= Bruce MacPherson (judge) =

Manx judge

Bruce Whyte MacPherson MLC (18 January 1891 - 31 October 1971) was a Second Deemster in the Isle of Man.

MacPherson was born in Liverpool in 1891 and became a captain in 4 Battalion, King's Liverpool Regiment and served in the Cameroons, 1914–15. He was promoted to major in 1935. As an advocate he joined the Manx Bar in 1936. He was Second Deemster and a member of the Legislative Council 1958 to 1963. He was the last Second Deemster to sit in the Legislative Council ex officio before the 1965 Act removed the right.

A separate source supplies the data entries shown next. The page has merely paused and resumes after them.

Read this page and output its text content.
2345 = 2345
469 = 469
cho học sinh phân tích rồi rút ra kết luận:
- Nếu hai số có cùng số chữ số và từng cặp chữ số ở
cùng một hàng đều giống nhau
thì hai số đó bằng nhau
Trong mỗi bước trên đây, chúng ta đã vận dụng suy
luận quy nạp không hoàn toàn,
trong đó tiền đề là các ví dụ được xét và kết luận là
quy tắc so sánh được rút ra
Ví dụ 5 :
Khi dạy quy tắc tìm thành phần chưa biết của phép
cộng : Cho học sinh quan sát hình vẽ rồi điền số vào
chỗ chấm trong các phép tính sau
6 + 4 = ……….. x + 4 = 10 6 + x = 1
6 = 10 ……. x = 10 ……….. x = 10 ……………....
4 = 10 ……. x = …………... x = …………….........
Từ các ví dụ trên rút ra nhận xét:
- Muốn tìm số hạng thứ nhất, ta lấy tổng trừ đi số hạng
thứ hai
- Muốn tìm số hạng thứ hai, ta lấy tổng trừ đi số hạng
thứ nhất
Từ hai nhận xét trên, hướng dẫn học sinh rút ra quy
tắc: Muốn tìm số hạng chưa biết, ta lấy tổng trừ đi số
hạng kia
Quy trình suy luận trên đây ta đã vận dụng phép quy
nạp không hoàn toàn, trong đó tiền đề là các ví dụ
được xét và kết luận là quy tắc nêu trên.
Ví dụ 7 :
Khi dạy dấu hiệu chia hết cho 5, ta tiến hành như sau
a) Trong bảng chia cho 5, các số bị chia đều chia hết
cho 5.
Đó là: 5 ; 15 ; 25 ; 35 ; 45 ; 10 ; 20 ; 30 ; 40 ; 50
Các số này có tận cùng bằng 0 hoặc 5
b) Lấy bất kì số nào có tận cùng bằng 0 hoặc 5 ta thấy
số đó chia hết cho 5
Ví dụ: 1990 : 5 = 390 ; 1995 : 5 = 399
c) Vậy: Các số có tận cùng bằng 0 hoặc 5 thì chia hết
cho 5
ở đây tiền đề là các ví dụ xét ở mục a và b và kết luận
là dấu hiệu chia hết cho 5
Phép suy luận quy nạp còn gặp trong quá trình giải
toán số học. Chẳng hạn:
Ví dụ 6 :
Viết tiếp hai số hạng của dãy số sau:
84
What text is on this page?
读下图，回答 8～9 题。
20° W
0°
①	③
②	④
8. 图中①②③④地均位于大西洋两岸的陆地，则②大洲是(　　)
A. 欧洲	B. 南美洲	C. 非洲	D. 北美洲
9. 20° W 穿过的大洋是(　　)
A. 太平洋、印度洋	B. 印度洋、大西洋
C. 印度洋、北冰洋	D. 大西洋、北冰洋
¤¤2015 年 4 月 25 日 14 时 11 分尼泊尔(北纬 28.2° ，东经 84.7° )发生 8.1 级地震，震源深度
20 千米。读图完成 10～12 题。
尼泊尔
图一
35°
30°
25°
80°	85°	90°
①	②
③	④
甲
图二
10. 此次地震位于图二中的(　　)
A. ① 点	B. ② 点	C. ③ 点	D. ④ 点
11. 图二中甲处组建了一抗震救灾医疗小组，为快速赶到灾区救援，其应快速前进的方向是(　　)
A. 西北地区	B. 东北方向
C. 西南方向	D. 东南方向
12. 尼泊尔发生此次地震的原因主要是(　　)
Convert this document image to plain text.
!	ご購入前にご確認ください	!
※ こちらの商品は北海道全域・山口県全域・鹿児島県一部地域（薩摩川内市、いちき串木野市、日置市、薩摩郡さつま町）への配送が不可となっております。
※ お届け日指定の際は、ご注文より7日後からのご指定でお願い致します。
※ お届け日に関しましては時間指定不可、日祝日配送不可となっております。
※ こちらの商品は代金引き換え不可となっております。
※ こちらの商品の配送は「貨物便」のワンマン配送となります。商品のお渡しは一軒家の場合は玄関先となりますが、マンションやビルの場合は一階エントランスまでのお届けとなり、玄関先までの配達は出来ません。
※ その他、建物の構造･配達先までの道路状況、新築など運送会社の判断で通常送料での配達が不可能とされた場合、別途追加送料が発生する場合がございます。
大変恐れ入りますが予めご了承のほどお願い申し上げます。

The following was said about his capacity as a Judge:

During his five years in office he upheld the dignity of the Bench to the entire satisfaction of his colleagues on the Bench and at the Bar. He was painstaking, patient, firm and kindly. He sat in the Court of General Gaol and his sentences for criminal offences were always fair. He always regarded the crime of breaking and entering private property as particularly serious, and believed that the public were entitled to the privacy of their own homes and that any invasion of this privacy should be severely punished.
— Unknown, Unknown

MacPherson was also a leading authority on genealogy and heraldry. He was also Vice President of the Royal British Legion and Captain of the Parish of Santon from 1964.

MacPherson's son, Michael MacPherson, volunteered to serve in the Manx Regiment in 1940 and fought in North Africa alongside the British Indian Army.